Whether viewing a clear night sky is something you can do from your backyard, or something you have to take a little drive for, you won't regret putting in a little extra time to make sure everything comes together to really get the most out of your time looking up.
From researching the perfect spot, to setting your family up with the right technology and gear, we pulled together our best tips and tricks to help you prepare for a successful stargazing evening with your little ones!
Light (or Lack Thereof)
It almost goes without saying that you want to minimize ambient light to better see the starlight. Kids can understand at a pretty early age that the stars go away in the daytime because the sun (our nearest star) outshines them when it's in the sky.
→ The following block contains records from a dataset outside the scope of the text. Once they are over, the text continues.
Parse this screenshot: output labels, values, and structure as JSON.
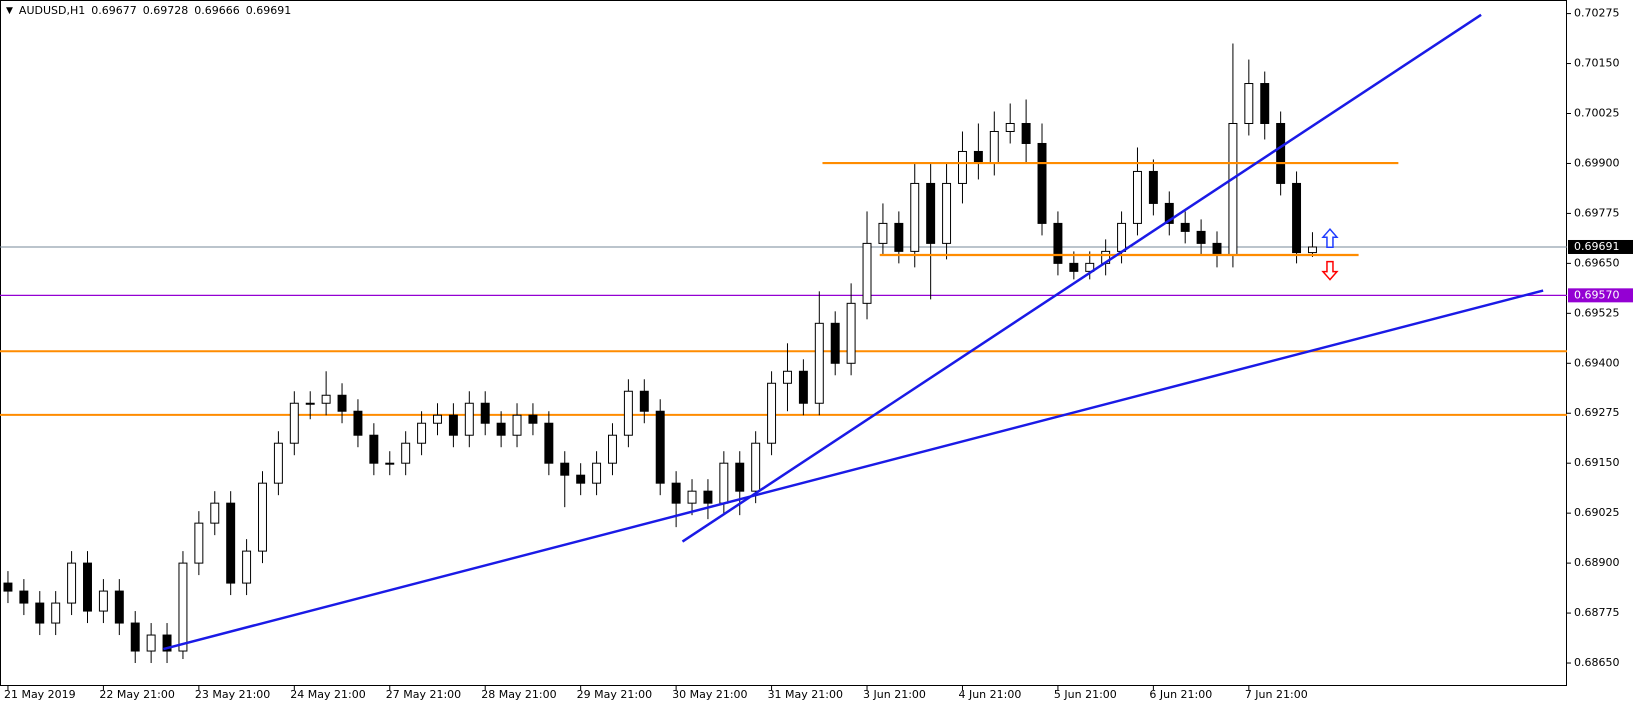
{
  "chart_data": {
    "type": "candlestick",
    "title": "AUDUSD,H1",
    "up_color": "#ffffff",
    "down_color": "#000000",
    "outline_color": "#000000",
    "open": [
      0.6885,
      0.6883,
      0.688,
      0.6875,
      0.688,
      0.689,
      0.6878,
      0.6883,
      0.6875,
      0.6868,
      0.6872,
      0.6868,
      0.689,
      0.69,
      0.6905,
      0.6885,
      0.6893,
      0.691,
      0.692,
      0.693,
      0.693,
      0.6932,
      0.6928,
      0.6922,
      0.6915,
      0.6915,
      0.692,
      0.6925,
      0.6927,
      0.6922,
      0.693,
      0.6925,
      0.6922,
      0.6927,
      0.6925,
      0.6915,
      0.6912,
      0.691,
      0.6915,
      0.6922,
      0.6933,
      0.6928,
      0.691,
      0.6905,
      0.6908,
      0.6905,
      0.6915,
      0.6908,
      0.692,
      0.6935,
      0.6938,
      0.693,
      0.695,
      0.694,
      0.6955,
      0.697,
      0.6975,
      0.6968,
      0.6985,
      0.697,
      0.6985,
      0.6993,
      0.699,
      0.6998,
      0.7,
      0.6995,
      0.6975,
      0.6965,
      0.6963,
      0.6965,
      0.6968,
      0.6975,
      0.6988,
      0.698,
      0.6975,
      0.6973,
      0.697,
      0.6967,
      0.7,
      0.701,
      0.7,
      0.6985,
      0.69677
    ],
    "high": [
      0.6888,
      0.6886,
      0.6883,
      0.6883,
      0.6893,
      0.6893,
      0.6886,
      0.6886,
      0.6878,
      0.6875,
      0.6875,
      0.6893,
      0.6903,
      0.6908,
      0.6908,
      0.6896,
      0.6913,
      0.6923,
      0.6933,
      0.6933,
      0.6938,
      0.6935,
      0.6931,
      0.6925,
      0.6918,
      0.6923,
      0.6928,
      0.693,
      0.693,
      0.6933,
      0.6933,
      0.6928,
      0.693,
      0.693,
      0.6928,
      0.6918,
      0.6915,
      0.6918,
      0.6925,
      0.6936,
      0.6936,
      0.6931,
      0.6913,
      0.6911,
      0.6911,
      0.6918,
      0.6918,
      0.6923,
      0.6938,
      0.6945,
      0.6941,
      0.6958,
      0.6953,
      0.696,
      0.6978,
      0.698,
      0.6978,
      0.699,
      0.699,
      0.699,
      0.6998,
      0.7,
      0.7003,
      0.7005,
      0.7006,
      0.7,
      0.6978,
      0.6968,
      0.6968,
      0.6971,
      0.6978,
      0.6994,
      0.6991,
      0.6983,
      0.6978,
      0.6976,
      0.6973,
      0.702,
      0.7016,
      0.7013,
      0.7003,
      0.6988,
      0.69728
    ],
    "low": [
      0.688,
      0.6877,
      0.6872,
      0.6872,
      0.6877,
      0.6875,
      0.6875,
      0.6872,
      0.6865,
      0.6865,
      0.6865,
      0.6866,
      0.6887,
      0.6897,
      0.6882,
      0.6882,
      0.689,
      0.6907,
      0.6917,
      0.6926,
      0.6927,
      0.6925,
      0.6919,
      0.6912,
      0.6912,
      0.6912,
      0.6917,
      0.6922,
      0.6919,
      0.6919,
      0.6922,
      0.6919,
      0.6919,
      0.6922,
      0.6912,
      0.6904,
      0.6907,
      0.6907,
      0.6912,
      0.6919,
      0.6925,
      0.6907,
      0.6899,
      0.6902,
      0.6901,
      0.6902,
      0.6902,
      0.6905,
      0.6917,
      0.6928,
      0.6927,
      0.6927,
      0.6937,
      0.6937,
      0.6951,
      0.6967,
      0.6965,
      0.6964,
      0.6956,
      0.6966,
      0.698,
      0.6986,
      0.6987,
      0.6995,
      0.699,
      0.6972,
      0.6962,
      0.6961,
      0.6961,
      0.6962,
      0.6965,
      0.6972,
      0.6977,
      0.6972,
      0.697,
      0.6967,
      0.6964,
      0.6964,
      0.6997,
      0.6996,
      0.6982,
      0.6965,
      0.69666
    ],
    "close": [
      0.6883,
      0.688,
      0.6875,
      0.688,
      0.689,
      0.6878,
      0.6883,
      0.6875,
      0.6868,
      0.6872,
      0.6868,
      0.689,
      0.69,
      0.6905,
      0.6885,
      0.6893,
      0.691,
      0.692,
      0.693,
      0.693,
      0.6932,
      0.6928,
      0.6922,
      0.6915,
      0.6915,
      0.692,
      0.6925,
      0.6927,
      0.6922,
      0.693,
      0.6925,
      0.6922,
      0.6927,
      0.6925,
      0.6915,
      0.6912,
      0.691,
      0.6915,
      0.6922,
      0.6933,
      0.6928,
      0.691,
      0.6905,
      0.6908,
      0.6905,
      0.6915,
      0.6908,
      0.692,
      0.6935,
      0.6938,
      0.693,
      0.695,
      0.694,
      0.6955,
      0.697,
      0.6975,
      0.6968,
      0.6985,
      0.697,
      0.6985,
      0.6993,
      0.699,
      0.6998,
      0.7,
      0.6995,
      0.6975,
      0.6965,
      0.6963,
      0.6965,
      0.6968,
      0.6975,
      0.6988,
      0.698,
      0.6975,
      0.6973,
      0.697,
      0.6967,
      0.7,
      0.701,
      0.7,
      0.6985,
      0.69677,
      0.69691
    ],
    "xlim": [
      -0.5,
      98
    ],
    "xticks": [
      {
        "value": 0,
        "label": "21 May 2019"
      },
      {
        "value": 6,
        "label": "22 May 21:00"
      },
      {
        "value": 12,
        "label": "23 May 21:00"
      },
      {
        "value": 18,
        "label": "24 May 21:00"
      },
      {
        "value": 24,
        "label": "27 May 21:00"
      },
      {
        "value": 30,
        "label": "28 May 21:00"
      },
      {
        "value": 36,
        "label": "29 May 21:00"
      },
      {
        "value": 42,
        "label": "30 May 21:00"
      },
      {
        "value": 48,
        "label": "31 May 21:00"
      },
      {
        "value": 54,
        "label": "3 Jun 21:00"
      },
      {
        "value": 60,
        "label": "4 Jun 21:00"
      },
      {
        "value": 66,
        "label": "5 Jun 21:00"
      },
      {
        "value": 72,
        "label": "6 Jun 21:00"
      },
      {
        "value": 78,
        "label": "7 Jun 21:00"
      }
    ],
    "ylim": [
      0.68595,
      0.70309
    ],
    "yticks": [
      0.70275,
      {
        "value": 0.7015,
        "label": "0.70150"
      },
      0.70025,
      {
        "value": 0.699,
        "label": "0.69900"
      },
      0.69775,
      {
        "value": 0.6965,
        "label": "0.69650"
      },
      0.69525,
      {
        "value": 0.694,
        "label": "0.69400"
      },
      0.69275,
      {
        "value": 0.6915,
        "label": "0.69150"
      },
      0.69025,
      {
        "value": 0.689,
        "label": "0.68900"
      },
      0.68775,
      {
        "value": 0.6865,
        "label": "0.68650"
      }
    ],
    "bid_color": "#778899",
    "levels": [
      {
        "value": 0.6957,
        "label": "0.69570",
        "color": "#9400d3"
      },
      {
        "value": 0.6943,
        "color": "#ff8c00"
      },
      {
        "value": 0.69271,
        "color": "#ff8c00"
      }
    ],
    "segments": [
      {
        "x": [
          51.2,
          87.4
        ],
        "y": [
          0.69901,
          0.69901
        ],
        "color": "#ff8c00"
      },
      {
        "x": [
          54.8,
          84.9
        ],
        "y": [
          0.69671,
          0.69671
        ],
        "color": "#ff8c00"
      },
      {
        "x": [
          9.77,
          96.5
        ],
        "y": [
          0.68685,
          0.69582
        ],
        "color": "#1a1ae6"
      },
      {
        "x": [
          42.4,
          92.6
        ],
        "y": [
          0.68954,
          0.70272
        ],
        "color": "#1a1ae6"
      }
    ],
    "arrows": [
      {
        "x": 83.1,
        "y": 0.69713,
        "direction": "up",
        "color": "#1e3cff"
      },
      {
        "x": 83.1,
        "y": 0.69632,
        "direction": "down",
        "color": "#ff0000"
      }
    ]
  }
}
So, the first thing to consider when planning your family stargazing night is light.
Do you live in a city or a neighborhood with street lights? What is the nearest campground to you, and what kind of light do they have at the campsites? The goal is to try to find a location with as little light as possible. If you're really ambitious, check out some of these locations, known for their minimal light pollution, thus creating the best stargazing environments in the US.
Don't Forget About the Moon
While the moon is beautiful and something to observe all on its own, it's not your best friend when it comes to seeing the stars. The brighter the moon, the fewer stars you will see. Try to plan your outing on a new moon night for the optimal stargazing conditions!
Click here to type in your location for specific details on the moon phase and location for a specific day of the year.
Tools and Tech
For many, the first thing that comes to mind when thinking of stargazing tech is a telescope, but there's really quite a bit that you can see with just the naked eye. The main thing you'll need is something to reference to know what you're looking at in the sky. From planet and star names to constellations and star clusters, a basic star chart will be necessary at the very least, and you can find them here or here.
A little more user-friendly than most star charts are the many apps available on both iOS and Android devices. A few of our favorites include: Star Walk 2, Solar Walk, Star Chart and SkyView Lite. With the exception of Star Walk 2 for iOS users and Solar Walk, which both have a small cost, these apps are free to download and use. Once on your phone you can point your camera to the sky, and it will show and identify for you the celestial bodies that are in the night sky (Solar Walk is great for kids too, since they can interact with the app and learn more about what they're looking at).
If you do decide to ramp up your night sky viewing with a telescope, there are endless options out there. To get you started looking, we personally love the Galileoscope Telescope Kit. This telescope does require assembly and doesn't come with its own tripod stand (you'll definitely need one to steady your hand). However, the easy-to-follow steps allow for users to consider not only what they are able to see through the lens, but how the scope itself works—fun science and history as it's designed after Galileo's original scope! Your kids will enjoy helping build and use this tool with you, and the quality and magnification make Jupiter's moons and Saturn's rings visible in the night sky!
Now, the last thing you want is to pull up ready to go in the right place on the right night with the right tech and find that everyone is so freezing that they want to go home! Don't forget to take a moment to pack the basics: jackets, blankets, hats, gloves, snacks—you know the routine!
A basic flashlight or headlamp is also something you'll be glad to have, especially if you are using a printed star chart instead of an app to figure out what you're looking at. Since you want to minimize light and keep your eyes adjusted to the dark, you'll also want to consider making it a red light instead of a white light, and this can be easily achieved by covering the light with a thin red film (saran wrap or plastic works great). Red light affects our vision much less than white light.
Finally, before you go, get your kids reading, thinking and interested about night sky viewing with one of these books: a beautifully-illustrated introduction to the night sky complete with a star chart and glow in the dark star stickers, a book designed especially to help kids find constellations in the night sky or a book that includes 50 different things you can find in your night sky with images to help them spot them on their own.